Bangkaterkini.id, Jakarta – Batas waktu pelaporan Laporan Harta Kekayaan Penyelenggara Negara (LHKPN) untuk periode 2025 telah resmi ditutup pada 1 April 2026. Komisi Pemberantasan Korupsi (KPK) mencatat angka kepatuhan yang impresif, di mana 96,24 persen penyelenggara negara telah menunaikan kewajiban pelaporan hartanya.
Angka kepatuhan yang menggembirakan ini disampaikan oleh Juru Bicara KPK, Budi Prasetyo, kepada awak media pada Kamis (2/4/2026). Menurut Budi, tingkat kepatuhan penyampaian LHKPN telah mencapai 96,24% tepat pada batas akhir pelaporan, yakni 1 April 2026.

Dari hasil klasifikasi, sektor Yudikatif menunjukkan tingkat kepatuhan tertinggi dengan capaian nyaris sempurna, yaitu 99,99 persen. Disusul kemudian oleh BUMN/BUMD yang mencapai 97,06 persen, serta sektor Eksekutif, termasuk Presiden dan Wakil Presiden, dengan 96,75 persen.
Sementara itu, sektor Legislatif, meskipun menempati posisi terendah, juga menunjukkan peningkatan signifikan dengan tingkat pelaporan sebesar 82,21 persen. "Catatan itu menandakan adanya perbaikan dalam pemenuhan kewajiban pelaporan," tambah Budi, menggarisbawahi upaya perbaikan di kalangan wakil rakyat.
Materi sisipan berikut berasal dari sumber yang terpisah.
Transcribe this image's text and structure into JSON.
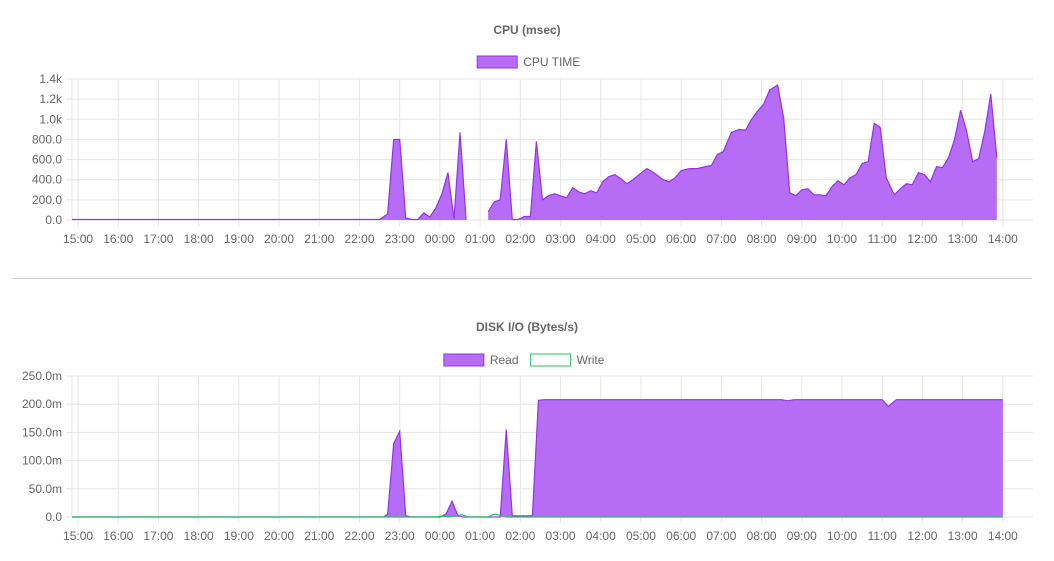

Pasca-pelaporan, KPK akan melanjutkan proses verifikasi atas seluruh LHKPN yang telah masuk sebelum akhirnya dipublikasikan. Masyarakat juga diberikan akses penuh untuk memantau langsung data LHKPN melalui laman resmi yang disediakan oleh lembaga antirasuah tersebut.
KPK menilai capaian kepatuhan yang tinggi ini sebagai indikator positif bahwa instrumen LHKPN semakin efektif dalam mendukung sistem pencegahan korupsi. Hal ini, menurut KPK, juga berperan penting dalam memperluas transparansi mengenai harta kekayaan para penyelenggara negara.